Ghostopolis

Titre : Ghostopolis
Scénariste et Dessinateur : Douglas TenNapel
Éditeur : Milady Graphics
Date de publication : 2012 (2010 en VO chez Graphix)

Synopsis : Le jeune Garth ne pensait pas découvrir si tôt le monde des spectres ! Propulsé par accident à Ghostopolis par Franck Gallows, un chasseur de fantômes un peu usé, il s y découvre des pouvoirs spéciaux… et de nouveaux ennemis ! Car ses nouvelles capacités font des envieux parmi les puissants. Frank sait que les heures de Garth sont comptées. Il n’a pas le choix : il doit s infiltrer dans Ghostopolis et trouver une issue vers le monde des vivants.

Note 2.0

Les insectes abîment toujours tout ! Ils sont un peu comme les CM1 de l’au-delà !

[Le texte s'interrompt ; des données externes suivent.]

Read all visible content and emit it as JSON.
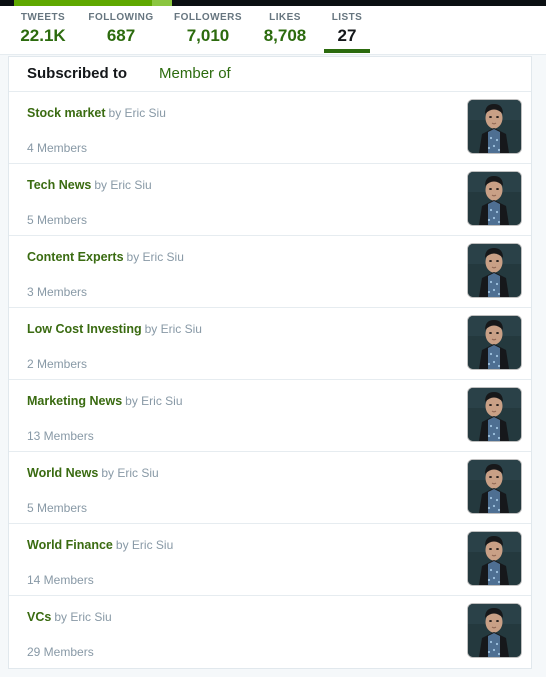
{
  "topbar": {
    "progress_percent": 30,
    "bar_color": "#5fa800",
    "tip_color": "#8bc63f",
    "background": "#0b0f12"
  },
  "stats": {
    "items": [
      {
        "label": "TWEETS",
        "value": "22.1K",
        "active": false
      },
      {
        "label": "FOLLOWING",
        "value": "687",
        "active": false
      },
      {
        "label": "FOLLOWERS",
        "value": "7,010",
        "active": false
      },
      {
        "label": "LIKES",
        "value": "8,708",
        "active": false
      },
      {
        "label": "LISTS",
        "value": "27",
        "active": true
      }
    ],
    "accent_color": "#2c6b0e",
    "label_color": "#66757f"
  },
  "card": {
    "tabs": [
      {
        "label": "Subscribed to",
        "active": true
      },
      {
        "label": "Member of",
        "active": false
      }
    ],
    "lists": [
      {
        "name": "Stock market",
        "by": "by Eric Siu",
        "members": "4 Members",
        "avatar": "eric-siu-avatar"
      },
      {
        "name": "Tech News",
        "by": "by Eric Siu",
        "members": "5 Members",
        "avatar": "eric-siu-avatar"
      },
      {
        "name": "Content Experts",
        "by": "by Eric Siu",
        "members": "3 Members",
        "avatar": "eric-siu-avatar"
      },
      {
        "name": "Low Cost Investing",
        "by": "by Eric Siu",
        "members": "2 Members",
        "avatar": "eric-siu-avatar"
      },
      {
        "name": "Marketing News",
        "by": "by Eric Siu",
        "members": "13 Members",
        "avatar": "eric-siu-avatar"
      },
      {
        "name": "World News",
        "by": "by Eric Siu",
        "members": "5 Members",
        "avatar": "eric-siu-avatar"
      },
      {
        "name": "World Finance",
        "by": "by Eric Siu",
        "members": "14 Members",
        "avatar": "eric-siu-avatar"
      },
      {
        "name": "VCs",
        "by": "by Eric Siu",
        "members": "29 Members",
        "avatar": "eric-siu-avatar"
      }
    ]
  }
}
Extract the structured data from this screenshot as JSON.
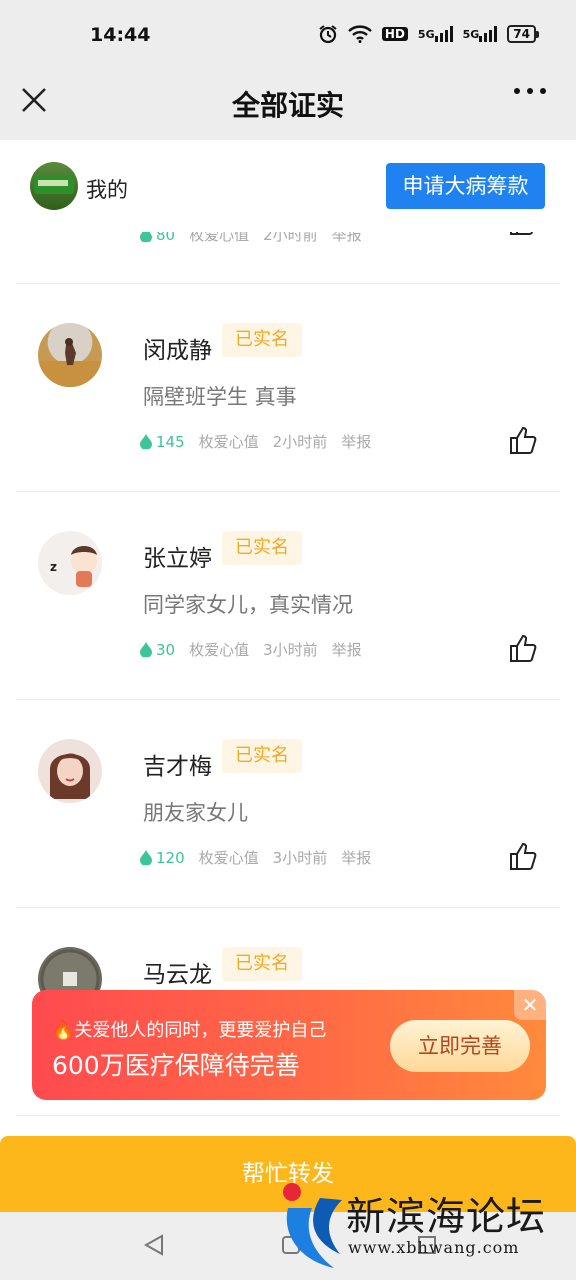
{
  "status_bar": {
    "time": "14:44",
    "hd": "HD",
    "net1": "5G",
    "net2": "5G",
    "battery": "74"
  },
  "nav": {
    "title": "全部证实"
  },
  "my_bar": {
    "label": "我的",
    "apply_button": "申请大病筹款"
  },
  "partial_item": {
    "hearts": "80",
    "unit": "枚爱心值",
    "time": "2小时前",
    "report": "举报"
  },
  "items": [
    {
      "name": "闵成静",
      "badge": "已实名",
      "message": "隔壁班学生 真事",
      "hearts": "145",
      "unit": "枚爱心值",
      "time": "2小时前",
      "report": "举报"
    },
    {
      "name": "张立婷",
      "badge": "已实名",
      "message": "同学家女儿，真实情况",
      "hearts": "30",
      "unit": "枚爱心值",
      "time": "3小时前",
      "report": "举报"
    },
    {
      "name": "吉才梅",
      "badge": "已实名",
      "message": "朋友家女儿",
      "hearts": "120",
      "unit": "枚爱心值",
      "time": "3小时前",
      "report": "举报"
    },
    {
      "name": "马云龙",
      "badge": "已实名"
    }
  ],
  "promo": {
    "line1": "关爱他人的同时，更要爱护自己",
    "line2": "600万医疗保障待完善",
    "button": "立即完善"
  },
  "cta": {
    "label": "帮忙转发"
  },
  "watermark": {
    "name": "新滨海论坛",
    "url": "www.xbhwang.com"
  }
}
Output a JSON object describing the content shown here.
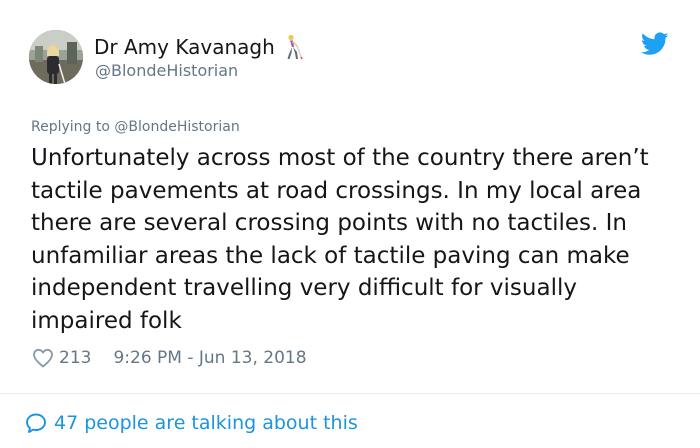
{
  "author": {
    "display_name": "Dr Amy Kavanagh",
    "name_emoji": "person-with-white-cane-icon",
    "handle": "@BlondeHistorian"
  },
  "reply_context": {
    "prefix": "Replying to",
    "mention": "@BlondeHistorian"
  },
  "tweet": {
    "text": "Unfortunately across most of the country there aren’t tactile pavements at road crossings. In my local area there are several crossing points with no tactiles. In unfamiliar areas the lack of tactile paving can make independent travelling very difficult for visually impaired folk",
    "like_count": "213",
    "timestamp": "9:26 PM - Jun 13, 2018"
  },
  "footer": {
    "conversation_label": "47 people are talking about this"
  },
  "colors": {
    "twitter_blue": "#1da1f2",
    "link_blue": "#1b95e0",
    "secondary_text": "#657786",
    "primary_text": "#14171a",
    "divider": "#e6ecf0"
  },
  "icons": {
    "brand": "twitter-bird-icon",
    "like": "heart-outline-icon",
    "conversation": "speech-bubble-icon"
  }
}
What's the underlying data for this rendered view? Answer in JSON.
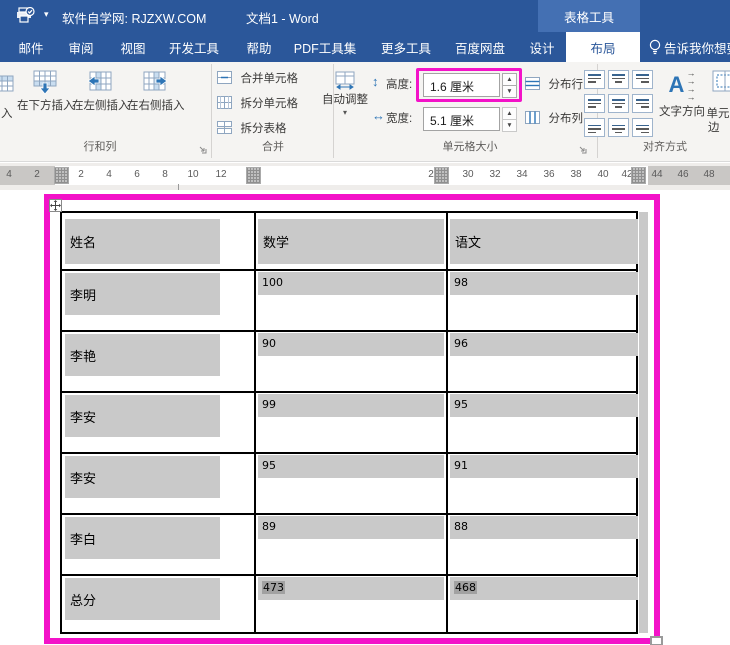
{
  "titlebar": {
    "app_title": "软件自学网: RJZXW.COM",
    "doc_title": "文档1 - Word",
    "contextual_title": "表格工具"
  },
  "tabs": {
    "items": [
      "邮件",
      "审阅",
      "视图",
      "开发工具",
      "帮助",
      "PDF工具集",
      "更多工具",
      "百度网盘",
      "设计",
      "布局"
    ],
    "active": "布局",
    "tell_me": "告诉我你想要"
  },
  "ribbon": {
    "rows_cols": {
      "partial_button": "入",
      "insert_below": "在下方插入",
      "insert_left": "在左侧插入",
      "insert_right": "在右侧插入",
      "group": "行和列"
    },
    "merge": {
      "merge_cells": "合并单元格",
      "split_cells": "拆分单元格",
      "split_table": "拆分表格",
      "group": "合并"
    },
    "cell_size": {
      "autofit": "自动调整",
      "height_label": "高度:",
      "height_value": "1.6 厘米",
      "width_label": "宽度:",
      "width_value": "5.1 厘米",
      "distribute_rows": "分布行",
      "distribute_columns": "分布列",
      "group": "单元格大小"
    },
    "alignment": {
      "text_direction": "文字方向",
      "cell_margins_line1": "单元",
      "cell_margins_line2": "边",
      "group": "对齐方式"
    }
  },
  "ruler": {
    "left": [
      "4",
      "2"
    ],
    "mid": [
      "2",
      "4",
      "6",
      "8",
      "10",
      "12"
    ],
    "partial": "2",
    "right": [
      "30",
      "32",
      "34",
      "36",
      "38",
      "40",
      "42"
    ],
    "outer": [
      "44",
      "46",
      "48"
    ]
  },
  "table": {
    "headers": [
      "姓名",
      "数学",
      "语文"
    ],
    "rows": [
      [
        "李明",
        "100",
        "98"
      ],
      [
        "李艳",
        "90",
        "96"
      ],
      [
        "李安",
        "99",
        "95"
      ],
      [
        "李安",
        "95",
        "91"
      ],
      [
        "李白",
        "89",
        "88"
      ],
      [
        "总分",
        "473",
        "468"
      ]
    ]
  },
  "colors": {
    "title_blue": "#2b579a",
    "contextual_blue": "#4470b3",
    "highlight_magenta": "#f312c8",
    "selection_gray": "#c9c9c9",
    "field_shading_gray": "#a1a1a1"
  }
}
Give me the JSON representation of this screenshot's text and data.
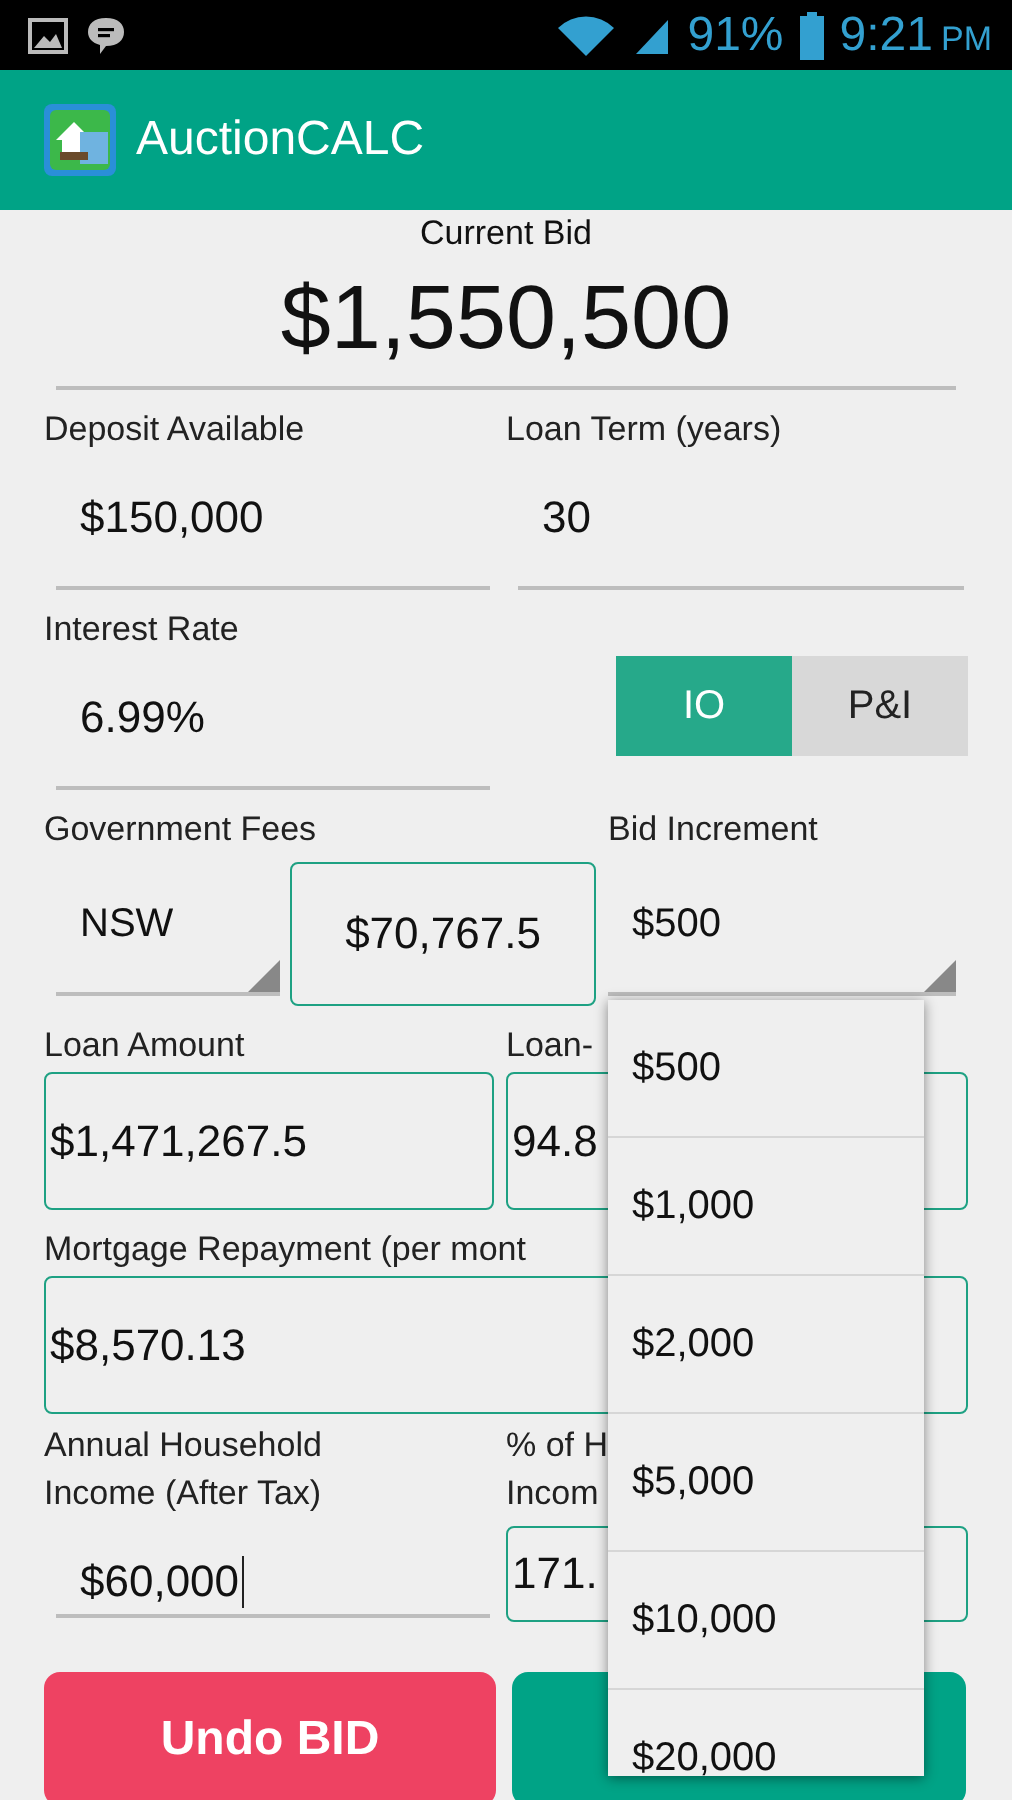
{
  "status_bar": {
    "battery": "91%",
    "time": "9:21",
    "ampm": "PM"
  },
  "app_bar": {
    "title": "AuctionCALC"
  },
  "current_bid": {
    "label": "Current Bid",
    "value": "$1,550,500"
  },
  "deposit": {
    "label": "Deposit Available",
    "value": "$150,000"
  },
  "loan_term": {
    "label": "Loan Term (years)",
    "value": "30"
  },
  "interest": {
    "label": "Interest Rate",
    "value": "6.99%"
  },
  "repayment_type": [
    {
      "label": "IO",
      "selected": true
    },
    {
      "label": "P&I",
      "selected": false
    }
  ],
  "government_fees": {
    "label": "Government Fees",
    "state": "NSW",
    "value": "$70,767.5"
  },
  "bid_increment": {
    "label": "Bid Increment",
    "value": "$500"
  },
  "loan_amount": {
    "label": "Loan Amount",
    "value": "$1,471,267.5"
  },
  "loan_to": {
    "label": "Loan-",
    "value": "94.8"
  },
  "mortgage": {
    "label": "Mortgage Repayment (per mont",
    "value": "$8,570.13"
  },
  "income": {
    "label": "Annual Household Income (After Tax)",
    "value": "$60,000",
    "focused": true
  },
  "income_share": {
    "label": "% of H\nIncom",
    "value": "171."
  },
  "buttons": [
    {
      "label": "Undo BID",
      "kind": "undo"
    },
    {
      "kind": "bid"
    }
  ],
  "increment_menu": [
    "$500",
    "$1,000",
    "$2,000",
    "$5,000",
    "$10,000",
    "$20,000"
  ]
}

Ghostopolis, la « ville des morts », nous allons la visiter en compagnie d’un jeune humain qui ne devrait pas y être. Doug TenNapel propose un récit loufoque et macabre, publié chez Milady.

Nous débutons avec l’alternance intéressante entre Garth Hale, un enfant atteint d’une longue maladie, et l’agent Frank Gallows, chasseur de fantômes : le second finit par envoyer par accident le premier dans le monde des morts où il renvoie d’habitude tous les fantômes qui ne souhaitent pas y rester. En effet, pour la Force d’Intervention de l’Immigration Surnaturelle, dirigée par le lieutenant Brock, la règle est claire : « pas de fantômes chez les vivants » ! La mythologie de l’au-delà est intéressante avec la rencontre successive de Joe, pilote de Tuskegee, de Vaugner, maître des insectes, du roi des spectres du Sud (il y a un Sud dans l’au-delà ?), de la reine des Faes, du pharaon noir, du duc des gobelins, du roi squelette venu du Nord, du seigneur des zombies et du roi des croque-mitaines, rien que ça ! Le tout est lié par un rassemblement des « Sept royaumes ». Nous pouvons ajouter à tout cela que l’ex-femme fantôme du héros est bizarrement nommée « Claire Voyante » et son conjoint précédent est tout simplement « un cador dans sa partie » (pas davantage de secrets dévoilés) et que, pour finir, comme par hasard, son oncle est loup-garou !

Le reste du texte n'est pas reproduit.